Microscopically Brenner tumour has abundant dense fibrous stroma with epithelial nests of transitional cells. Fibrous component is less prominent in borderline or malignant component. Complex cystic tumours with varying amount of stroma often are in form of papillary solid projections are common in borderline or malignant histology pattern.

Most of the Brenner’s tumours are candidates for surgical resection. Because of their vividly circumscribed nature these are easily located and do not typically affect surrounding tissue. Surgical resection is often curative and will reverse any symptoms of present. Malignant Brenner tumours may affect surrounding tissues and metastasis to other structures; however such incidents are so rare that a standard treatment has not been developed. Even malignant Brenner tumours if diagnosed early are usually candidates for complete surgical resection.
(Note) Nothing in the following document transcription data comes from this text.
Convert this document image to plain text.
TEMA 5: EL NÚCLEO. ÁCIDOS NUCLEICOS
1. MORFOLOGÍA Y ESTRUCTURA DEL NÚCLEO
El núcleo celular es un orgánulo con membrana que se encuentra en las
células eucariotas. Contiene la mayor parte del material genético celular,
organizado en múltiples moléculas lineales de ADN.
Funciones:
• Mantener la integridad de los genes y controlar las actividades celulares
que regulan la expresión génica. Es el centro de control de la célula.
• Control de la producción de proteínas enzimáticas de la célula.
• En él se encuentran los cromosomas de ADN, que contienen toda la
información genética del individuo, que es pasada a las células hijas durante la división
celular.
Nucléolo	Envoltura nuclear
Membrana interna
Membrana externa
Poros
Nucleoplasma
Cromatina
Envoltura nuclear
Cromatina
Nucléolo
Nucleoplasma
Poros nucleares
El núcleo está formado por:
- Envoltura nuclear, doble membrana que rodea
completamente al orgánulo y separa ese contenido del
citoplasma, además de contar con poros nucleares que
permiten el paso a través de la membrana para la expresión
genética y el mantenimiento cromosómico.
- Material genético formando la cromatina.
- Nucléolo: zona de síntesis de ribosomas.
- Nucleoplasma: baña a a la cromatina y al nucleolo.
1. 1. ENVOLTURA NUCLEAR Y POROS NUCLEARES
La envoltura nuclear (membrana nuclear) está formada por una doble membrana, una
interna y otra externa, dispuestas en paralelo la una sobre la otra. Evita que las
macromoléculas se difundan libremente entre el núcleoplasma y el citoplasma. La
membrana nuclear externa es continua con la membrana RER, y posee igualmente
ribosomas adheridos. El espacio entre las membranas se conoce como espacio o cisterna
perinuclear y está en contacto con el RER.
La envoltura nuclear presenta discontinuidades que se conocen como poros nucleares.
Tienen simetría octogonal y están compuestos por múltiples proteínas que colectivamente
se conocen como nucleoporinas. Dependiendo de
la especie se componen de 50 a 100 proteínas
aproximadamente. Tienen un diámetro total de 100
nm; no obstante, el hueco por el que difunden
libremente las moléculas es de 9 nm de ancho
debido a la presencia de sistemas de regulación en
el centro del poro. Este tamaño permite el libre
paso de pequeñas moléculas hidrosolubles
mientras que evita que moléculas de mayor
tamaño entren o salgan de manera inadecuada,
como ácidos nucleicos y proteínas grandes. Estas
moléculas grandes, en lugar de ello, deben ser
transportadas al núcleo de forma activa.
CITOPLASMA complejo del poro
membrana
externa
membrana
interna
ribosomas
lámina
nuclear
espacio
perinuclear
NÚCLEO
Brenner tumour expresses several immunohistochemical markers of urothelial differentiation including uroplakin-III, thrombo modulator, p63, GATA-3, cytokeratin-7 helpful in diagnosis and confirmation of Brenner tumour. However in view of high cost with not much of clinical utility especially when histopathology confirmed diagnosis of benign brenner tumor as in our case irrespective of size of ovarian mass this was not recommended.

To conclude benign Brenner tumor although rare and usually small ovarian tumor, can grow very large. Radiological imaging is not of much help in diagnosing these tumors due to its non specific features. Rather its solid consistency confuses it with other solid uterine and ovarian tumors like thecoma, fibroma, leiomyoma. Histopathology is hence mandatory and the gold standard for diagnosing the Brenner tumour. Surgical removal is curative for these tumours with reversal of all the symptoms. Hence clinician should be aware of possibility of Brenner tumour while coming across a patient with solid large pelvic mass.